Oi gente!
A
postagem de hoje é especial. Vamos falar sobre um conto de Machado de Assis,
que li para o projeto literário do Divã de Escrita e coincidiu com a temática
que estudei durante o mês de fevereiro (li o conto na edição da foto - "50 Contos de Machado de Assis", da Companhia das Letras). O plano inicial era gravar com o vídeo
do mês do Divã, mas decidi deixar minhas impressões do conto aqui no blog,
porque fica mais detalhado. Tenho outras coisas para falar no vídeo e dicas de
livros para mostrar, está programado para o próximo final de semana.
Então
começo com a coincidência que comentei. No mês de fevereiro me aprofundei um
pouco no estudo da escrita de diálogos. Li o “Como Escrever Diálogos”, da
autora Silvia Adela Kohan e um dos capítulos de “Para Ler Como um Escritor” da
Francine Prose era só sobre diálogos. Fiquei bem feliz quando percebi que o
conto “Teoria do Medalhão” de Machado de Assis, escolhido para um dos meses do
projeto, era composto de um diálogo entre pai e filho, sem narrador. Maravilha
não? O universo da Literatura conspirando a favor de quem estuda. =)
O conto “Teoria
do Medalhão foi publicado pela primeira vez na Gazeta de Notícias, em 1881.

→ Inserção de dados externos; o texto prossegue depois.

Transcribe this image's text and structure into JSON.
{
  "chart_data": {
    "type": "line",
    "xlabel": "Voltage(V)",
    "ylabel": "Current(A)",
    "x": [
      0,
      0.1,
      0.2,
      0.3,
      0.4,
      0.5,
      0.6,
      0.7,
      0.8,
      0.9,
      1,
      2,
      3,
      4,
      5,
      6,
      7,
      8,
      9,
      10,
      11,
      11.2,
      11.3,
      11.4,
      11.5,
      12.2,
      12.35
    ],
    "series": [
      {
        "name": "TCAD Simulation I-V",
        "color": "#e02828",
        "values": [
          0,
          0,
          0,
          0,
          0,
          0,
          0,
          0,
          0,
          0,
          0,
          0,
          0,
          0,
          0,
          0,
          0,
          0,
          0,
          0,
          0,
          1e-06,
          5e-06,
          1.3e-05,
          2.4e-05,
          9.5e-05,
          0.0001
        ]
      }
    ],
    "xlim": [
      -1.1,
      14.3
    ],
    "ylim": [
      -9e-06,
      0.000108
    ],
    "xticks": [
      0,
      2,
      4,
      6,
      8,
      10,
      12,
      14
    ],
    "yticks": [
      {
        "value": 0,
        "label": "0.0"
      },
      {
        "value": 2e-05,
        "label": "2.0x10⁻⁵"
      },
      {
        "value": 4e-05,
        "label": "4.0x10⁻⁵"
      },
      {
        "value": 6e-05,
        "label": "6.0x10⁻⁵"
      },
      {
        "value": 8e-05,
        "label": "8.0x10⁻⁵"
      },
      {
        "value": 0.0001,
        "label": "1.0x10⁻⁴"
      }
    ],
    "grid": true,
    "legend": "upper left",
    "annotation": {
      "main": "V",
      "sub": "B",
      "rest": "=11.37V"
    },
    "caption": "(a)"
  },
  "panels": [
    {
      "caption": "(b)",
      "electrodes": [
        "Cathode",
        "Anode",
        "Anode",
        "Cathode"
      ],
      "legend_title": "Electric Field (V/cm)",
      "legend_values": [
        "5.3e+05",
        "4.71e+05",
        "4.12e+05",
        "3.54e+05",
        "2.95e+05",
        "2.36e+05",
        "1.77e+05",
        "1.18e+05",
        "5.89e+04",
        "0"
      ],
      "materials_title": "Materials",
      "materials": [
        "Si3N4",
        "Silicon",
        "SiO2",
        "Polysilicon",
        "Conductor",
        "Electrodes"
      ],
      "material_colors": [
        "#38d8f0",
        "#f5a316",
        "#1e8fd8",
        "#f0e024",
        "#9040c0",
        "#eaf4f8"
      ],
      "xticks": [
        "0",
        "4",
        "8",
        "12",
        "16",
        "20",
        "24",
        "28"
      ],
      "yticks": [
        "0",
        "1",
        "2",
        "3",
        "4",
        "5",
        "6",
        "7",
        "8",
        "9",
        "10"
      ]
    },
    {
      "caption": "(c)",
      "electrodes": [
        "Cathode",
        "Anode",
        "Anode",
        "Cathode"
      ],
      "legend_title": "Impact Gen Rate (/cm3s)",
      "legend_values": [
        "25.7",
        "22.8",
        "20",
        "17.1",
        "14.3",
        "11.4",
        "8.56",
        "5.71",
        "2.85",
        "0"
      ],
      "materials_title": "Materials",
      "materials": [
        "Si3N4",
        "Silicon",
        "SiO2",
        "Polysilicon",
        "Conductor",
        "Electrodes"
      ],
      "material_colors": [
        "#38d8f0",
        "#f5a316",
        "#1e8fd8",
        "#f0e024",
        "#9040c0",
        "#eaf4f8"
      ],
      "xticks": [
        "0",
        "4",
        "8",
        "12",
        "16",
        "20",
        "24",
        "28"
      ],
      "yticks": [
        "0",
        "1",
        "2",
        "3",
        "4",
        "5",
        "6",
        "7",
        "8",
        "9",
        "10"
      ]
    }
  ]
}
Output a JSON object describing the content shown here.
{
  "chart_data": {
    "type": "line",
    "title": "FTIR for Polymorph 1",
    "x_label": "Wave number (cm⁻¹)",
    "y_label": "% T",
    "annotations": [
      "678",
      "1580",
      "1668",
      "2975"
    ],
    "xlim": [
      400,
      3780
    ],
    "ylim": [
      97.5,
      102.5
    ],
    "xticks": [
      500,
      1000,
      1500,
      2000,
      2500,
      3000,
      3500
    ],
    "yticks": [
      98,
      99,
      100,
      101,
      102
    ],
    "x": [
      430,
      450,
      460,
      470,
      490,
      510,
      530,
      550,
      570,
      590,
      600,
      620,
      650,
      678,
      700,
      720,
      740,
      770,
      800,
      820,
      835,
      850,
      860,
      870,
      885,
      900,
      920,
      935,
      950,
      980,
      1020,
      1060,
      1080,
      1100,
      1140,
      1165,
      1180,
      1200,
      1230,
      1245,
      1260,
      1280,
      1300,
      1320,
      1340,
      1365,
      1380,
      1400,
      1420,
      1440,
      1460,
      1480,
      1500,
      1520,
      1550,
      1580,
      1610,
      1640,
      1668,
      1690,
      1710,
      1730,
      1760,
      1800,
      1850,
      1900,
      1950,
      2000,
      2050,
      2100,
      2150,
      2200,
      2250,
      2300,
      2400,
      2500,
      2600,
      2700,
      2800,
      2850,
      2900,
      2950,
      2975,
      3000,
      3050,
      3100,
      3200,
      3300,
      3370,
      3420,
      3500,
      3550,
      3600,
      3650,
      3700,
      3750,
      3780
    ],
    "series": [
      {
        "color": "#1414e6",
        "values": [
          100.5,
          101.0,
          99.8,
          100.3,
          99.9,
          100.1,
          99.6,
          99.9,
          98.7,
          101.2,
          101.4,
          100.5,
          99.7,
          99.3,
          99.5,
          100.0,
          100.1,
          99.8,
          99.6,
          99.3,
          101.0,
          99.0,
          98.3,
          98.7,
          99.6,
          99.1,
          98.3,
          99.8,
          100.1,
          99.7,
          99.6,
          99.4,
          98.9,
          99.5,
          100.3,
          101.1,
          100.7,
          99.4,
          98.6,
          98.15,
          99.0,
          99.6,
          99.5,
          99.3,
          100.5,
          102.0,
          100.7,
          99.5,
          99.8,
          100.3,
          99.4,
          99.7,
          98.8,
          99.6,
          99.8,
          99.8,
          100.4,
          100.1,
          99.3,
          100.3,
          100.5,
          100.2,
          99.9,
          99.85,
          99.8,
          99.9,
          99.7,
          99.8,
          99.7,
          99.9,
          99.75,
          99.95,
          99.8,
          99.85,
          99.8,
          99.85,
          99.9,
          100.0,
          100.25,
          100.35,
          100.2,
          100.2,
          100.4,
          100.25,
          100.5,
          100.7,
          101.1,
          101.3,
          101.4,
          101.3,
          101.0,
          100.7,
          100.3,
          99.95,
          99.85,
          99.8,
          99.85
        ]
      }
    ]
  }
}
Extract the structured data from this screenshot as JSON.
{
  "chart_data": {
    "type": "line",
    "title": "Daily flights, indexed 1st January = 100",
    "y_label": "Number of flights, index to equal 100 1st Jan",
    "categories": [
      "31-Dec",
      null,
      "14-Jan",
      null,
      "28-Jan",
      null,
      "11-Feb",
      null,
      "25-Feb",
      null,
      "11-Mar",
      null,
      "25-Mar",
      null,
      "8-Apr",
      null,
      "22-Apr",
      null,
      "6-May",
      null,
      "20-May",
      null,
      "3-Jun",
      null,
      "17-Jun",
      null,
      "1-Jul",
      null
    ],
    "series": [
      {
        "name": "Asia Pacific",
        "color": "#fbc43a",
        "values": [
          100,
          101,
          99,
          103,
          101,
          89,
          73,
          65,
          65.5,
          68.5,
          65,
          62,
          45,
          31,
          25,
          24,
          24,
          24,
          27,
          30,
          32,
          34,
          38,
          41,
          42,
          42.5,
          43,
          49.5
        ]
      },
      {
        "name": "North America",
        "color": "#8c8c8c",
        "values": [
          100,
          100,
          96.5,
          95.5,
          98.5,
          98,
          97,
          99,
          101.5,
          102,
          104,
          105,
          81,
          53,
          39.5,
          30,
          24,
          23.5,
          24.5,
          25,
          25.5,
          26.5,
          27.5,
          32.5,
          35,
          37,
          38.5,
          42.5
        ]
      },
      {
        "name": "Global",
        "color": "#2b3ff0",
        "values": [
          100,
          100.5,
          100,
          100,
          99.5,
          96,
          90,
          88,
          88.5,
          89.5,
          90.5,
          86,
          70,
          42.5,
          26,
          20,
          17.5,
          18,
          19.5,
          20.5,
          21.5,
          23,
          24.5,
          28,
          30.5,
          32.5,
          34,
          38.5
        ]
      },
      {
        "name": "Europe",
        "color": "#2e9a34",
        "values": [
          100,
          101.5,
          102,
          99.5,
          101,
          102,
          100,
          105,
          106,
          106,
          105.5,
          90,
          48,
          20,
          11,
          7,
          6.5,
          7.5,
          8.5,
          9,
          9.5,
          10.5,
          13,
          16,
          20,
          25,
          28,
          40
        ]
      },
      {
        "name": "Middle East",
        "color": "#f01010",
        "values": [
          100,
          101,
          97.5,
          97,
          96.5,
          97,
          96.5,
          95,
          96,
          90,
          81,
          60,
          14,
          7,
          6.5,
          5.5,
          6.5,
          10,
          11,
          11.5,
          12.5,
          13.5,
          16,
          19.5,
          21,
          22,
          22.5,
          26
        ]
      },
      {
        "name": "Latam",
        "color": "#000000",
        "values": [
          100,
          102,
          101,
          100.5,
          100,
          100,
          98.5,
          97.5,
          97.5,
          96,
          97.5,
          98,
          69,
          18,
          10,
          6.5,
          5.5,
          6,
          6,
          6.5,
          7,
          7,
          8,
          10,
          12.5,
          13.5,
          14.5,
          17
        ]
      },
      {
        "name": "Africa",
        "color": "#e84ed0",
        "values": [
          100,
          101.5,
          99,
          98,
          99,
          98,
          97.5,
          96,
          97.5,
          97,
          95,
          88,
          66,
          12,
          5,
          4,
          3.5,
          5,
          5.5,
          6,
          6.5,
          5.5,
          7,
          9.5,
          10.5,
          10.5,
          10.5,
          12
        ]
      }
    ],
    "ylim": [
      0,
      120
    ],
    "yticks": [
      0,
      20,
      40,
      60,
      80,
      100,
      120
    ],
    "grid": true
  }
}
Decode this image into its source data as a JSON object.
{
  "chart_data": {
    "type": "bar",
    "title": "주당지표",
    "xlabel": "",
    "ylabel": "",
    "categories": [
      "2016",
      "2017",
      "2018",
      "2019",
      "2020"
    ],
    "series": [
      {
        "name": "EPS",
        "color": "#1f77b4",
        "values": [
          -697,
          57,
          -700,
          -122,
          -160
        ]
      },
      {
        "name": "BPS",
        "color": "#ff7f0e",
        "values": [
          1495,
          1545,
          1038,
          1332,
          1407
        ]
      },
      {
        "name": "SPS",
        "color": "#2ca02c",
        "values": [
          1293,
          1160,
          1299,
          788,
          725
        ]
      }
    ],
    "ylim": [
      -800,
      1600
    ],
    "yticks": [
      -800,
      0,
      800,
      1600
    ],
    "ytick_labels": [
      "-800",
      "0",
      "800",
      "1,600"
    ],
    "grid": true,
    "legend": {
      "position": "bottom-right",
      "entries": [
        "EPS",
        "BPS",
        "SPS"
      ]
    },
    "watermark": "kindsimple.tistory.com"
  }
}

Depois foi integrado ao livro “Papéis Avulsos”, uma coletânea de contos do
autor. Machado de Assis construiu muitos personagens que se acham intelectuais,
mas que no fundo são perfeitos idiotas. Ele fazia isso para inserir sua crítica
social, mostrando a intelectualidade medíocre dos brasileiros da época. Com o conto
“Teoria do Medalhão” não foi diferente. O diferencial é que ele conseguiu fazer
isso inserindo todas as ideias em um diálogo entre pai e filho.
Após o
jantar de aniversário em que o filho completa sua maioridade (21 anos), seu pai
inicia com ele uma conversa de aconselhamento. Os conselhos? Basicamente servem
para que o filho alcance prestígio em uma sociedade que vive de aparências. Claro
que com todo o cinismo, humor e ironia que Machado, apresentando-se como
escritor realista na época, sabia muito bem como escrever. Então ele inicia a
conversa dizendo que, mesmo que o filho conquista um diploma e uma carreira
profissional, gostaria que realizasse seu sonho: se tornar um Medalhão. Para
ele significava um homem chegando à maturidade após adquirir fama na sociedade.
Imagine
um pai aconselhando o filho a abster-se de ideias próprias e evita-las exercendo
atividades como jogos de bilhar. Ou seja, o mesmo que em pleno século XXI,
dizer: - Filho, não leia tantos livros que te fazem pensar, se previna gastando
seu tempo com realities shows na TV! Ou então: - Esteja sempre acompanhado
porque a solidão dá margens a ideias! Ou pior (e essa é do Machado adaptada por
mim): - Se for a uma livraria, vá só para bater papo ou contar piadas, isso vai
ajudar a reduzir seu intelecto.
E por aí
vai o conto. O pai ensinando algumas citações que o filho pode empregar em discursos
prontos, como fazer marketing pessoal sem esforço intelectual ou como entrar na
política da forma mais neutra possível, sem adotar novas ideias e apenas
discursar sobre assuntos que incitem discussões e debates. Sem imaginação, sem
reflexão, sem filosofia. Até na área do humor ele arrisca uns conselhos
escrupulosos.
“Teoria
do Medalhão” é desenvolvida em forma de crítica em torno do comportamento de
alguns membros da sociedade, em uma época em que no Brasil ainda imperava uma
economia agrícola, com o Rio de Janeiro como principal exportador de café. As
falas do pai são uma ironia direta aos que prezam o parecer acima de ser e que
obtêm ascensão social sem nada de esforço.
Ao ler os
conselhos do pai, conseguimos identificar como são construídos os “medalhões”,
que esquecem sua essência para viverem de aparência. Afinal, um medalhão não é
isso? Tem um belo, adornado, reluzente, visto e admirado por todos, e outro
oculto, sem nenhum atrativo e que fica sempre virado para dentro.
“Teoria
do Medalhão” é um conto satírico, muito bem escrito no formato de um diálogo,
contendo todos os ingredientes da estética machadiana, que nos permite uma
reflexão sobre a mediocridade da sociedade brasileira da época (porém um conto
atemporal!). A propósito, preciso ler Voltaire, pois me contaram que seus escritos
contêm essa ironia filosófica que pode ter inspirado Machado de Assis.
Boa
leitura!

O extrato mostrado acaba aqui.